Ties between rising divorce rates and women's rights?

Then what the heck is this:

?

Oh, fer pete’s sake.

We can measure women’s rights in lots of ways.

  1. We can look at actual legislation. Do women have the right in various jurisdictions to own property, vote, divorce, etc.?

  2. We can look at people’s attitudes about women’s rights. The standard questions from the General Social Survey ask whether respondents agree with the following: A) working mothers hurt children, B) wives should help their husbands careers first, C) preschool children suffer if their mothers work, D) it’s better for men to work and women to tend the home. There are others used, but these are pretty consistent in the literature. (However, the career help question was dropped a few years ago because there’s not so much variation in opinion these days.)

  1. We can look at what women actually do. Do women have similar patterns to men in educational attainment, labor force participation, earnings? This one is of course tricky, because you have to make an argument about whether differences are due to social limitations or biology, and well, that particular discussion isn’t going to come to a conclusion anytime soon.

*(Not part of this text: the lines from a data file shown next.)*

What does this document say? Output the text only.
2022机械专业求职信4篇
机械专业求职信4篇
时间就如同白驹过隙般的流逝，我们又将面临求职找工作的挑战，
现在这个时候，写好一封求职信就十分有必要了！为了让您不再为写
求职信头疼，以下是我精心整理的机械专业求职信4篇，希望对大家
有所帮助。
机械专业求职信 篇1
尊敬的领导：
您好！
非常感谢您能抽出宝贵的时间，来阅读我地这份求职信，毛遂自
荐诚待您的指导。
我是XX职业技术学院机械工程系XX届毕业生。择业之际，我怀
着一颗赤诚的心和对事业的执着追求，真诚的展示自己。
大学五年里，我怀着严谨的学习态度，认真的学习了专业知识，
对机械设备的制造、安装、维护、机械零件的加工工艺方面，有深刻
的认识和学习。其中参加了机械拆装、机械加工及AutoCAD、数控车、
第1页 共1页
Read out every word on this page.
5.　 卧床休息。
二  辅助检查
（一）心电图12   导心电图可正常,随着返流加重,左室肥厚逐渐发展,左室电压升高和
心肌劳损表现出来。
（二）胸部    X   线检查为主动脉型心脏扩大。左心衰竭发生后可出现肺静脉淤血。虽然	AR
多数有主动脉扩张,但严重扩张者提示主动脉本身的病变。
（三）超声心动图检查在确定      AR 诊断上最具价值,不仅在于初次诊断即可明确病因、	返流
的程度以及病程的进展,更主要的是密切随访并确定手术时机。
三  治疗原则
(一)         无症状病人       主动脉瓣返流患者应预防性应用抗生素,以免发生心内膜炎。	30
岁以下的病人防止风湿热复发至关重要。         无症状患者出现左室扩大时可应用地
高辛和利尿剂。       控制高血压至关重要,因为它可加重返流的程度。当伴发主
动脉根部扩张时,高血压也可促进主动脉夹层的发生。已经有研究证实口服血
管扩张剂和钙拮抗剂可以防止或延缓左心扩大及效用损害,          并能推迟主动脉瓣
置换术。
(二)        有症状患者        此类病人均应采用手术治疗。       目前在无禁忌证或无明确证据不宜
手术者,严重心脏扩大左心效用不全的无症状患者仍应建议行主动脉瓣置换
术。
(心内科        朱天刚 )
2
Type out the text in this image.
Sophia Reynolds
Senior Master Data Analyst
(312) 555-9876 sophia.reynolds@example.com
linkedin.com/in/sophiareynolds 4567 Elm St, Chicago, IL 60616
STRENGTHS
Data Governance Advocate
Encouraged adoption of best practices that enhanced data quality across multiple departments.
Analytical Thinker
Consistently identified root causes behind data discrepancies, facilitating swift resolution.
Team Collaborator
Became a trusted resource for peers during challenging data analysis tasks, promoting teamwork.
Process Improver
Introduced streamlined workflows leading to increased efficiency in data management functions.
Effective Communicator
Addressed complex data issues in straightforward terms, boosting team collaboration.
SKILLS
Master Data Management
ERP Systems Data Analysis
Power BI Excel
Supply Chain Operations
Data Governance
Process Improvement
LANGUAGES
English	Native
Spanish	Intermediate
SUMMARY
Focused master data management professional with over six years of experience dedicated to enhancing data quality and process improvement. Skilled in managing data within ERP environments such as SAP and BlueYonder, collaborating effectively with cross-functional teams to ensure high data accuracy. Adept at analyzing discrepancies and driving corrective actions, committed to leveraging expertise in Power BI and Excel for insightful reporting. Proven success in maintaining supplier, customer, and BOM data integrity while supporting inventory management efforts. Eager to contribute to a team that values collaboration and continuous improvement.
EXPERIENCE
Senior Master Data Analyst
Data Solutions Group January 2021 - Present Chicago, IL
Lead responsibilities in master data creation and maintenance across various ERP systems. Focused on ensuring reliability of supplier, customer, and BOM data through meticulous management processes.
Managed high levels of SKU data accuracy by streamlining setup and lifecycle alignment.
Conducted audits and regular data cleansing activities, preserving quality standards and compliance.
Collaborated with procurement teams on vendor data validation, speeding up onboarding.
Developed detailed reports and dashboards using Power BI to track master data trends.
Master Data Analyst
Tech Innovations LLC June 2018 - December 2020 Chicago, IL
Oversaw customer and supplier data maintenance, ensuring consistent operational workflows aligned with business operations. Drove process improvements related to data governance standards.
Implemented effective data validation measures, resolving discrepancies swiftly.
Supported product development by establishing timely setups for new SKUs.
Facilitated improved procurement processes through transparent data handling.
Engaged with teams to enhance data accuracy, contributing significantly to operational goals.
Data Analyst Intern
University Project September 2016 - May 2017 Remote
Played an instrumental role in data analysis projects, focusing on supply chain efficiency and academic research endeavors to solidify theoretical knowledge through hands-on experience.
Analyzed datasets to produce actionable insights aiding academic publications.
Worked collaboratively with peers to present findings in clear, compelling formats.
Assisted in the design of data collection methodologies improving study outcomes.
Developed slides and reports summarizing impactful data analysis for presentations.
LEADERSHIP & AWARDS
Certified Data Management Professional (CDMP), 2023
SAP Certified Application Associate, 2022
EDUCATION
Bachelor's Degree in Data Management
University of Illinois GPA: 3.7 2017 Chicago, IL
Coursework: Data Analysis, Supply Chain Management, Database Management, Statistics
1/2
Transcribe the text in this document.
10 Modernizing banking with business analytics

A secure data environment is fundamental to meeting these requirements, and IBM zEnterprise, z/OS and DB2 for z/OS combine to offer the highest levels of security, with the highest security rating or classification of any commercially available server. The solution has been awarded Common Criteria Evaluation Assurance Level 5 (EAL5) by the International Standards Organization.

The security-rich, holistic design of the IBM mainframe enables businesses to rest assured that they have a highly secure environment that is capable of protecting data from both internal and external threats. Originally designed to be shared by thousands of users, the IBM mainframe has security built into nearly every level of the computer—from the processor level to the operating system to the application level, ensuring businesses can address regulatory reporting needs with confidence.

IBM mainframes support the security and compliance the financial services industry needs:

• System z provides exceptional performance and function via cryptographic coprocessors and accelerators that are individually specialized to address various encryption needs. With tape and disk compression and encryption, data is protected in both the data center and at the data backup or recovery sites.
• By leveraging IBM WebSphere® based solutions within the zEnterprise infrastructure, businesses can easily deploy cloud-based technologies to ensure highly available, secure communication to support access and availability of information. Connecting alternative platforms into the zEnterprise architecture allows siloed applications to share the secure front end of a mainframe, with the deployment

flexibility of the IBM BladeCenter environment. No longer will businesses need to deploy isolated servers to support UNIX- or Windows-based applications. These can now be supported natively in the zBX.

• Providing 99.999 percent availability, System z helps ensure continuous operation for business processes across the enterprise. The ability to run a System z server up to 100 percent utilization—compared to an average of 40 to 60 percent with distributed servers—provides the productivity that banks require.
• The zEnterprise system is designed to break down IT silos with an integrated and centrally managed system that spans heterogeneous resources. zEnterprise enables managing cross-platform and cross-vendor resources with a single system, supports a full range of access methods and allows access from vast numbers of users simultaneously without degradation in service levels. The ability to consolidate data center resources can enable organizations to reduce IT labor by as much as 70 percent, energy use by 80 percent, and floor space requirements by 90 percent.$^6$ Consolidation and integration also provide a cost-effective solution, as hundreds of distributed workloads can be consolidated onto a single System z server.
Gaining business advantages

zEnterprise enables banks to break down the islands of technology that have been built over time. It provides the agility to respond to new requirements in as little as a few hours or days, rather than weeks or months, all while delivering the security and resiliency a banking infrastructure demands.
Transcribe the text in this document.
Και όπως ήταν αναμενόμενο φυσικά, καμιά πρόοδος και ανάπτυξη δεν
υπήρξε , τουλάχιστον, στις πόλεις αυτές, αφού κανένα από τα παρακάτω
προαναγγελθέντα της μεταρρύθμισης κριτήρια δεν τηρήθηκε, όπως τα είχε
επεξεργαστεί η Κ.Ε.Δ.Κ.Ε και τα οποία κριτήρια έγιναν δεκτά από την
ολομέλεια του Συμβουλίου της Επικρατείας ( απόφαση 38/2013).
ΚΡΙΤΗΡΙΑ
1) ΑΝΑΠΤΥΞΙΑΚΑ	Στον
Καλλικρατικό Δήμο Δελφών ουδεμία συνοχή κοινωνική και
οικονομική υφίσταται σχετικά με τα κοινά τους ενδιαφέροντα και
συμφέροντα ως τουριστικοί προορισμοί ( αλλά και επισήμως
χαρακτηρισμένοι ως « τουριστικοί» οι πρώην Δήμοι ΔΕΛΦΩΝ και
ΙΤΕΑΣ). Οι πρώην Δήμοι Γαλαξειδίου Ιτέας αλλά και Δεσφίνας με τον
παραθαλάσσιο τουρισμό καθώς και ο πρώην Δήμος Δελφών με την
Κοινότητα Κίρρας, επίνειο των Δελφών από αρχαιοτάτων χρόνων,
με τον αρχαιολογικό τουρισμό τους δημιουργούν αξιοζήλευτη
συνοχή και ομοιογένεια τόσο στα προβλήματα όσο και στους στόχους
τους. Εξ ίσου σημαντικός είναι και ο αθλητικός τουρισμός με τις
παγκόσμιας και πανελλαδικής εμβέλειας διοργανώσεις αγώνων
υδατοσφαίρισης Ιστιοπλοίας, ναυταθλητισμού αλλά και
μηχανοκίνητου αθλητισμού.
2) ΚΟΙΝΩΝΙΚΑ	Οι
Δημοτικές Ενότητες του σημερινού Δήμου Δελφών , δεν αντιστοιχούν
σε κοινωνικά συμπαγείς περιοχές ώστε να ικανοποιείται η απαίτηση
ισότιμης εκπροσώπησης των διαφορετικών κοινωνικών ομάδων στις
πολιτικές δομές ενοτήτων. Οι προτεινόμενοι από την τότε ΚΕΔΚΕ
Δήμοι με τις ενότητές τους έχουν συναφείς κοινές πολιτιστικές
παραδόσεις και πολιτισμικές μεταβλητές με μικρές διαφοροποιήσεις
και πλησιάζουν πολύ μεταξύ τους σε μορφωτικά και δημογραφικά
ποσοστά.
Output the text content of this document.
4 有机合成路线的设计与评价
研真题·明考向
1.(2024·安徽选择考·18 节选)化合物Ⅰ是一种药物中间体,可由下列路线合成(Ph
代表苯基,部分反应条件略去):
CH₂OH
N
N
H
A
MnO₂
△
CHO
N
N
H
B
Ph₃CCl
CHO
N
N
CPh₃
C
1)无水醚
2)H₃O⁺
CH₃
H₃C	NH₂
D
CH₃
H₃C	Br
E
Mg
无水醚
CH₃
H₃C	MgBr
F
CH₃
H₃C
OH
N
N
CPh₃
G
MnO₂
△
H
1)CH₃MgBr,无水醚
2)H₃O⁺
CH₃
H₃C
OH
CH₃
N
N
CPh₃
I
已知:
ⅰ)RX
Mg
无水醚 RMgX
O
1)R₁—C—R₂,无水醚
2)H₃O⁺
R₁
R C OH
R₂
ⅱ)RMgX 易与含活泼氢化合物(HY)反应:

  2. I know we’re big on statistics around here, but there is always the option of qualitative research and asking women and men how they actual perceive and understand women’s rights, freedoms, etc.

I’ve always understood that it was primarily a matter of wages not keeping up with inflation over time.

I’m not disagreeing with you, because I suspect it is true. Do you have a good link to an analysis of this?

ETA: I mean wages vs inflation not the divorce thing.

Two factors - (men’s) real wages have been stagnant since the early 70s, but consumer expenditure grew substantially during the 70s and 80s. We buy a lot more stuff than folks did in the post-WWII era.

Of course, there are a lot of other potential factors - perhaps women now don’t feel a need to get married in the first place, for example, or the nature of married relationships has changed for the better, or any number of things that could be related to the issue as a whole.

I think the divorce rate is measured per marriage, rather than per capita, so your first factor is a non-factor, so to speak.

But anyway, the point is simply that the correlation only exists in people’s heads.

Plus, rising (okay, skyrocketing) income inequality- while total earnings may be quite close to keeping up with inflation, they’re grossly concentrated at the top of the chart now as opposed to 50 years ago. Thus, while our earnings may be close to parity with our grandparents’ (as a nation), our earnings (as individuals) are generally not.

Using this brand of logic, clearly, you are putting yourself over God and disrespecting the creation process that God established every time you:

  • take an aspirin
  • turn on a light
  • start your car
  • wear clothing with artificial fibers
  • eat any produce that was grown with artificial fertilizers, pesticides, or genetic manipulation
  • eat any produce that wasn’t grown within about 15 miles of your home
  • store anything in a refrigerator
  • wear a watch
  • get vaccinated
  • listen or watch a recording
  • go outside without covering your hair

And clearly, since most of these inventions came about in the last two centuries or so, they also bear a statistical correlation to social phenomena like divorce, women’s rights, and the break up of the family.

Don’t forget that the creation process that God established also includes delightful things like smallpox, starvation, death in childbirth, and intestinal parasites. Who in their wisdom would usurp God’s authority in bestowing such blessings on us?

[Moderating]

Kanicbird, your posts are not addressing the OP as stated. If you wish to expand the discussion, or get into the religious aspects of the question, start a new thread in GD.

If you believe this, you can’t contribute anything meaningful to giving a GQ answer to the OP, so please take it elsewhere.

I also request that other posters not engage in arguing with kanicbird here, which will merely serve to completely hijack this thread. If you want to refute the arguments, please start a new thread in GD and link to it here.

Colibri
General Questions Moderator

When I was a child, girls assumed that they could get married, become a teacher, become a nurse, and, if their religion so allowed, they could become a nun/sister. Those were their ONLY choices for a career (and yes, becoming a wife/mother was considered a career). Girls were told that no, they couldn’t become a scientist, a doctor, an engineer, even if there were rare exceptions. Many years ago, teachers and nurses had to be SINGLE…getting married meant the end of a woman’s career. Later on, it became acceptable for a woman to have a job outside the home, as long as she performed her household duties acceptably.

My daughter is 29, and she’s in an IT position. She dates, but has no plans to marry and/or have children. This would have been completely unthinkable a few decades ago.

Thank you all for the informative responses so far, particularly BetsQ for the posted link. Also, judging from some of the responses, maybe I should have tried to put together a GD thread instead… I’m getting that there are some associated issues that people would like to have a go at.